Myeloid malignancies develop through the accumulation of genetic and epigenetic alterations that dysregulate hematopoietic stem cell (HSC) self-renewal, stimulate HSC proliferation and result in differentiation defects. The polycomb group (PcG) and trithorax group (TrxG) of epigenetic regulators act antagonistically to regulate the expression of genes key to stem cell functions. The genes encoding these proteins, and the proteins that interact with them or affect their occupancy at chromatin, are frequently mutated in myeloid malignancies. PcG and TrxG proteins are regulated by Enhancers of Trithorax and Polycomb (ETP) proteins. ASXL1 and ASXL2 are ETP proteins that assemble chromatin modification complexes and transcription factors. ASXL1 mutations frequently occur in myeloid malignancies and are associated with a poor prognosis, whereas ASXL2 mutations frequently occur in AML with t(8;21)/RUNX1-RUNX1T1 and less frequently in other subtypes of myeloid malignancies. Herein, we review the role of ASXL1 and ASXL2 in normal and malignant hematopoiesis by summarizing the findings of mouse model systems and discussing their underlying molecular mechanisms.

Automated summary

Myeloid malignancies are caused by the accumulation of genetic and epigenetic alterations that interfere with hematopoietic stem cell (HSC) self-renewal, increase HSC proliferation, and cause differentiation defects. The polycomb group (PcG) and trithorax group (TrxG) of epigenetic regulators play opposing roles in regulating the expression of genes essential for stem cell functions.
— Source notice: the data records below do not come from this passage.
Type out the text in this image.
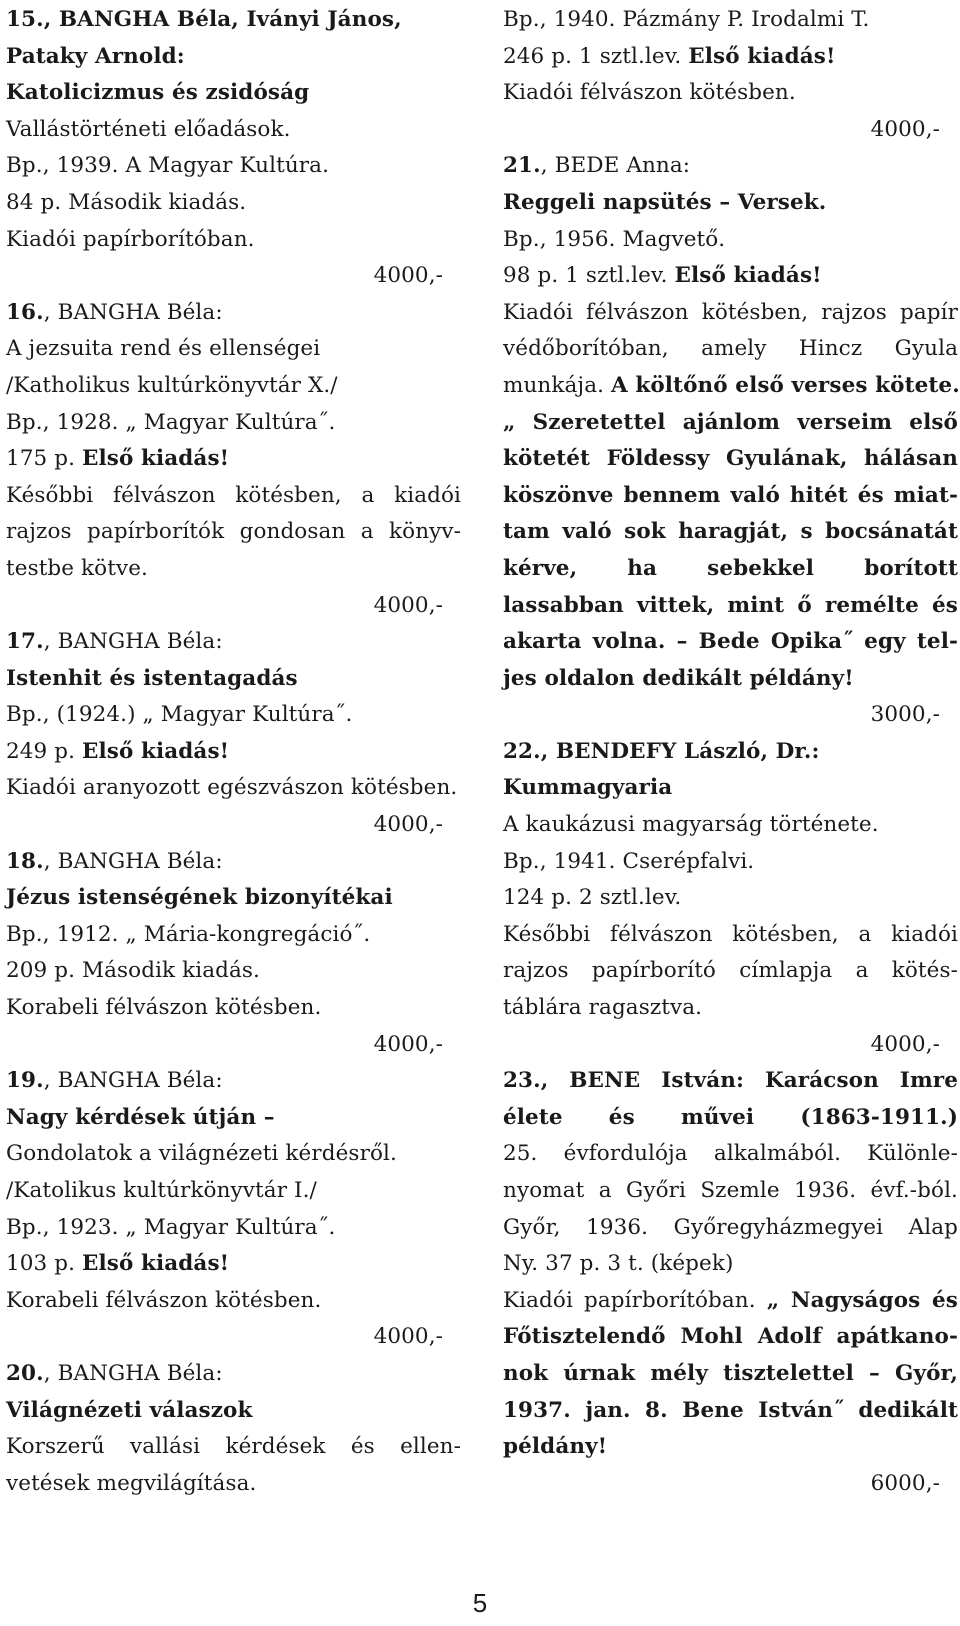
15., BANGHA Béla, Iványi János,
Pataky Arnold:
Katolicizmus és zsidóság
Vallástörténeti előadások.
Bp., 1939. A Magyar Kultúra.
84 p. Második kiadás.
Kiadói papírborítóban.
4000,-
16., BANGHA Béla:
A jezsuita rend és ellenségei
/Katholikus kultúrkönyvtár X./
Bp., 1928. „ Magyar Kultúra˝.
175 p. Első kiadás!
Későbbi félvászon kötésben, a kiadói
rajzos papírborítók gondosan a könyv-
testbe kötve.
4000,-
17., BANGHA Béla:
Istenhit és istentagadás
Bp., (1924.) „ Magyar Kultúra˝.
249 p. Első kiadás!
Kiadói aranyozott egészvászon kötésben.
4000,-
18., BANGHA Béla:
Jézus istenségének bizonyítékai
Bp., 1912. „ Mária-kongregáció˝.
209 p. Második kiadás.
Korabeli félvászon kötésben.
4000,-
19., BANGHA Béla:
Nagy kérdések útján –
Gondolatok a világnézeti kérdésről.
/Katolikus kultúrkönyvtár I./
Bp., 1923. „ Magyar Kultúra˝.
103 p. Első kiadás!
Korabeli félvászon kötésben.
4000,-
20., BANGHA Béla:
Világnézeti válaszok
Korszerű vallási kérdések és ellen-
vetések megvilágítása.
Bp., 1940. Pázmány P. Irodalmi T.
246 p. 1 sztl.lev. Első kiadás!
Kiadói félvászon kötésben.
4000,-
21., BEDE Anna:
Reggeli napsütés – Versek.
Bp., 1956. Magvető.
98 p. 1 sztl.lev. Első kiadás!
Kiadói félvászon kötésben, rajzos papír
védőborítóban, amely Hincz Gyula
munkája. A költőnő első verses kötete.
„ Szeretettel ajánlom verseim első
kötetét Földessy Gyulának, hálásan
köszönve bennem való hitét és miat-
tam való sok haragját, s bocsánatát
kérve, ha sebekkel borított
lassabban vittek, mint ő remélte és
akarta volna. – Bede Opika˝ egy tel-
jes oldalon dedikált példány!
3000,-
22., BENDEFY László, Dr.:
Kummagyaria
A kaukázusi magyarság története.
Bp., 1941. Cserépfalvi.
124 p. 2 sztl.lev.
Későbbi félvászon kötésben, a kiadói
rajzos papírborító címlapja a kötés-
táblára ragasztva.
4000,-
23., BENE István: Karácson Imre
élete és művei (1863-1911.)
25. évfordulója alkalmából. Különle-
nyomat a Győri Szemle 1936. évf.-ból.
Győr, 1936. Győregyházmegyei Alap
Ny. 37 p. 3 t. (képek)
Kiadói papírborítóban. „ Nagyságos és
Főtisztelendő Mohl Adolf apátkano-
nok úrnak mély tisztelettel – Győr,
1937. jan. 8. Bene István˝ dedikált
példány!
6000,-
5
The genes encoding these proteins and the proteins that interact with them or affect their presence on chromatin are frequently mutated in myeloid malignancies. Enhancers of Trithorax and Polycomb (ETP) proteins regulate PcG and TrxG proteins. ASXL1 and ASXL2, which are ETP proteins, form chromatin modification complexes and transcription factors. ASXL1 mutations are often found in myeloid malignancies and are associated with a poor prognosis, while ASXL2 mutations are more common in AML with t(8;21)/RUNX1-RUNX1T1 and less frequent in other subtypes of myeloid malignancies.